I’m reading a fascinating book right now — Rebecca Traister’s All the Single Ladies: Unmarried Women and the Rise of an Independent Nation.* It’s not my normal fare, but it sounded really interesting, especially as an unmarried woman, so I checked it out of library. My parking fines at work.** Anyway, historically, independent women are not as rare as we imagine they were. In America, unmarried women are largely responsible for: the abolitionist movement, the suffragist movement, labour reforms, and the gay rights movement.
One of the things I’ve learned in reading this book is that, in medieval Europe, women who were unmarriageable for whatever reason — age, ability, lack of dowry, lack of suitable husband, being widowed by the Crusades — didn’t necessarily have to go into convents. For unmarried women who did not wish to enter the convent (and effectively marry Jesus), there was the beguinage.
A beguinage was a house or houses or neighbourhood of unmarried women who were committed to a life of Christian service and were free to leave for any reason they wished. It was expected that they would remain unmarried in their lives as beguines, and that their time as beguines would be devoted to service to the poor, a trade such as textile making, and/or teaching. However, they did not take vows of chastity, poverty or lifetime devotion and were not required to liquidate any assets they had upon entering the beguinage.
These orders emerged in Northern Europe in the 12th century and were most popular in The Netherlands and Belgium in the 13th and 14th centuries. Belgium saw a resurgence in popularity of beguinages in the 17th century, but their numbers never reached that of the medieval period. The last beguine, who was been born in the Belgian Congo (now the Democratic Republic of Congo) and served in Belgium died in 2013.
The Medieval Church alternated between a laissez faire attitude toward beguines and outright denouncing them as heretical.*** Not taking vows and giving everything they owned to the Church seems to have been a sticking point.

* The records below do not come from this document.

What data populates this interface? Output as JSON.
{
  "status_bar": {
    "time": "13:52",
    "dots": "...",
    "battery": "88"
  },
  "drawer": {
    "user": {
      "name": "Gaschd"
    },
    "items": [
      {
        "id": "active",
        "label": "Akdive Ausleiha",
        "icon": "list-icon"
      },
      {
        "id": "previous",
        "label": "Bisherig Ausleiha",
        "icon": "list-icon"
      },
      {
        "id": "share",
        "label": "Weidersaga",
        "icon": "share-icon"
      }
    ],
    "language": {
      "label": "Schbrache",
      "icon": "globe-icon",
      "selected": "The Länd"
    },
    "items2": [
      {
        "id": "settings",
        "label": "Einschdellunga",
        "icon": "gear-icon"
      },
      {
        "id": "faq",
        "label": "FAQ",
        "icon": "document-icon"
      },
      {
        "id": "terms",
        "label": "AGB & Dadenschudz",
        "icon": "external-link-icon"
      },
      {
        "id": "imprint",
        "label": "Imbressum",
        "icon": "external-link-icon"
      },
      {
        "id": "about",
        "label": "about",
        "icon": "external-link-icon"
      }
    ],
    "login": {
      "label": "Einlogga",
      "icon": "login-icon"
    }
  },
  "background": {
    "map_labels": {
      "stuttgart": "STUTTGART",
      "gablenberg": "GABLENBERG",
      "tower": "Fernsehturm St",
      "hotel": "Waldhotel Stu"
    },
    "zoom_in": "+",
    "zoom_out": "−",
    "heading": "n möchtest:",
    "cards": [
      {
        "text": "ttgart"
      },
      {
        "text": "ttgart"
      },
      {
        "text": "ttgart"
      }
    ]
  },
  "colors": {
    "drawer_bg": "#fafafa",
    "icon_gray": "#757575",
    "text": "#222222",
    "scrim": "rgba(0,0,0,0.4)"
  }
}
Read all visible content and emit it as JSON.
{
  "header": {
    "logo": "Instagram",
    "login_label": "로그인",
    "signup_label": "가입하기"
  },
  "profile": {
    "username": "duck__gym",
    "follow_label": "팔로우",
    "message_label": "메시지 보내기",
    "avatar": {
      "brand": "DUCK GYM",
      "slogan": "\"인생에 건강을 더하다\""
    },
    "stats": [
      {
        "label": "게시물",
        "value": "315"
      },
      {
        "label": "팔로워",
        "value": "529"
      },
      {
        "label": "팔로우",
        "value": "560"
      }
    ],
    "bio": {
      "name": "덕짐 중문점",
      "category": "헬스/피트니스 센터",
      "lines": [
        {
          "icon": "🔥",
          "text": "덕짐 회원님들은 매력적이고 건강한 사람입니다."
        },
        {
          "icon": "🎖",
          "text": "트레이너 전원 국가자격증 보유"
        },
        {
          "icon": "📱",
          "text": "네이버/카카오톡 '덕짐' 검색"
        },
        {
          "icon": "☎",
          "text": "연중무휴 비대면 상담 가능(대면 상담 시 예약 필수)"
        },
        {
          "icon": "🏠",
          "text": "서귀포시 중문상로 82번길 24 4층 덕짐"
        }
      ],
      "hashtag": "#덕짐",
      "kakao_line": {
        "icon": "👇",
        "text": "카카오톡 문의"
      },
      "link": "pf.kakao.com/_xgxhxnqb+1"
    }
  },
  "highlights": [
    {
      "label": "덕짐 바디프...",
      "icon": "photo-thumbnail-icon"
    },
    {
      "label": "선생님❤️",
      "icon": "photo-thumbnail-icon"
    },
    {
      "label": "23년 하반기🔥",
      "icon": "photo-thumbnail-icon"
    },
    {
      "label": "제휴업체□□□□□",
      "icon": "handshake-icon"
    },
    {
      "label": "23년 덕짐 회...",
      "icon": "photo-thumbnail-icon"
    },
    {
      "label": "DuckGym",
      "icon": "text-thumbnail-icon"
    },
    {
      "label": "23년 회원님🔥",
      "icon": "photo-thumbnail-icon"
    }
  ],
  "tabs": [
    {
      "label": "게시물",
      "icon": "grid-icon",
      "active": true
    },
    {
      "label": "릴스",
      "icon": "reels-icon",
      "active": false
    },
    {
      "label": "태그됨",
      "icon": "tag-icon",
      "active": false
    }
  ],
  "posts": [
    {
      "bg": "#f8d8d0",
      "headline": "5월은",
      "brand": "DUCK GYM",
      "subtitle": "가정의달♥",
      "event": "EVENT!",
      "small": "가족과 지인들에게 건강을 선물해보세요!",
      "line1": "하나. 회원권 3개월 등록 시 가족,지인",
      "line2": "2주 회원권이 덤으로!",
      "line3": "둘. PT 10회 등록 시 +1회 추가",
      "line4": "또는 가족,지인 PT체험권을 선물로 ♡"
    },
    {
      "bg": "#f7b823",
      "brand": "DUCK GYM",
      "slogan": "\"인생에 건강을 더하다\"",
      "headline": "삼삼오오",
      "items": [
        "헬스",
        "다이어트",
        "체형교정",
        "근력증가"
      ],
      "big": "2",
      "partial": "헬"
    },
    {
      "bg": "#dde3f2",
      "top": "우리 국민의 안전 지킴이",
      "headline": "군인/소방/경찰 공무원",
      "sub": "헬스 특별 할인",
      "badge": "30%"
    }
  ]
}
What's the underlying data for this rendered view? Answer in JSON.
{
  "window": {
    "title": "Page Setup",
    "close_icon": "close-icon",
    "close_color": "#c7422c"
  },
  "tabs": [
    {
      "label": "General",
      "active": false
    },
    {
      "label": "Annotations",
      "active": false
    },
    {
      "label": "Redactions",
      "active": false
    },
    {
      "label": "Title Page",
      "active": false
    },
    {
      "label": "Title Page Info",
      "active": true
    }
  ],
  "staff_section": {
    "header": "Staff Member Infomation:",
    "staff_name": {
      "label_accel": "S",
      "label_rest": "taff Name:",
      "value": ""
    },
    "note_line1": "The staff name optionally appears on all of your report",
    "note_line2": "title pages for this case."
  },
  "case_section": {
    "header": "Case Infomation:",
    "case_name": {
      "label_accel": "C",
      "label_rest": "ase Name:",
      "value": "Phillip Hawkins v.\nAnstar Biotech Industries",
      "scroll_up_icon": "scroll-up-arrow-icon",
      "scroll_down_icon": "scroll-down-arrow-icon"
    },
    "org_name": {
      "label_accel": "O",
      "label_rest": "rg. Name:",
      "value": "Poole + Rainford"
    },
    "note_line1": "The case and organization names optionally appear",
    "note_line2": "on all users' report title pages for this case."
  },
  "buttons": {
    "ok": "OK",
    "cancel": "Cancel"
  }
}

*This line made my cousin in a major Canadian city and me laugh, “92% of college girls surveyed in the 1920s said they had participated in sexual, below-the-neck fondling, and that, by this time, “young middle-class men were more likely to lose their virginity with women of their own class than with prostitutes.”” We spent a good five minutes discussing what above-the-neck fondling was. The best we could come up with was a wet willy and a nose boop.

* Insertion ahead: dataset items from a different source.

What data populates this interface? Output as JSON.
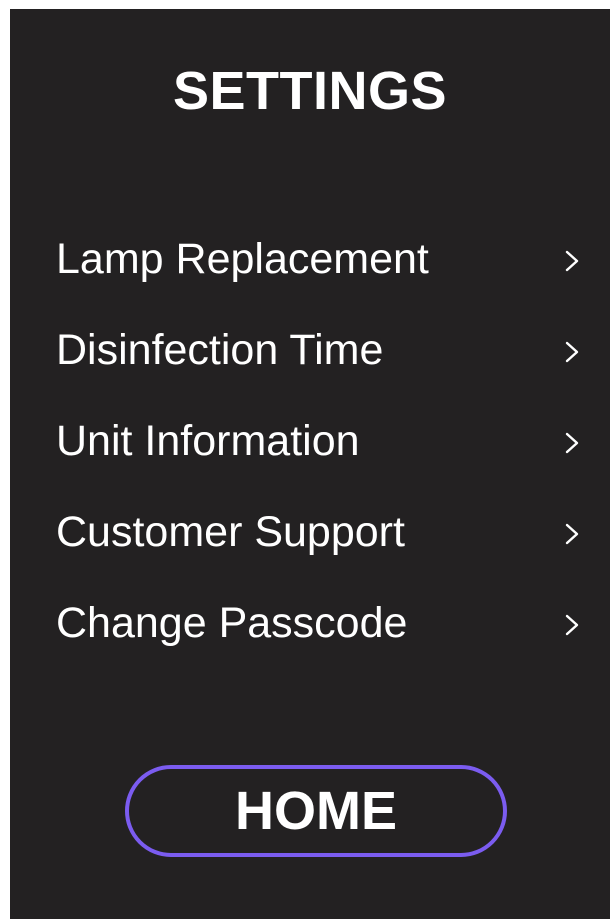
{
  "header": {
    "title": "SETTINGS"
  },
  "menu": {
    "items": [
      {
        "label": "Lamp Replacement",
        "icon": "chevron-right-icon"
      },
      {
        "label": "Disinfection Time",
        "icon": "chevron-right-icon"
      },
      {
        "label": "Unit Information",
        "icon": "chevron-right-icon"
      },
      {
        "label": "Customer Support",
        "icon": "chevron-right-icon"
      },
      {
        "label": "Change Passcode",
        "icon": "chevron-right-icon"
      }
    ]
  },
  "footer": {
    "home_label": "HOME"
  },
  "colors": {
    "background": "#232122",
    "text": "#ffffff",
    "accent": "#7b5cf0"
  }
}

**Although, since I split with my ex, I haven’t actually *had* a parking fine because I’m spending significantly less time in his parking gestapo neighbourhood.
***This is pretty rich considering the medieval Papacy was a revolving door of simony, murder, illegitimate children, power hunger that would put Game of Thrones to shame, and literally disinterring a deceased Pope to put his corpse on trial. As previously noted, I *love* the medieval Papacy because it’s completely bonkers.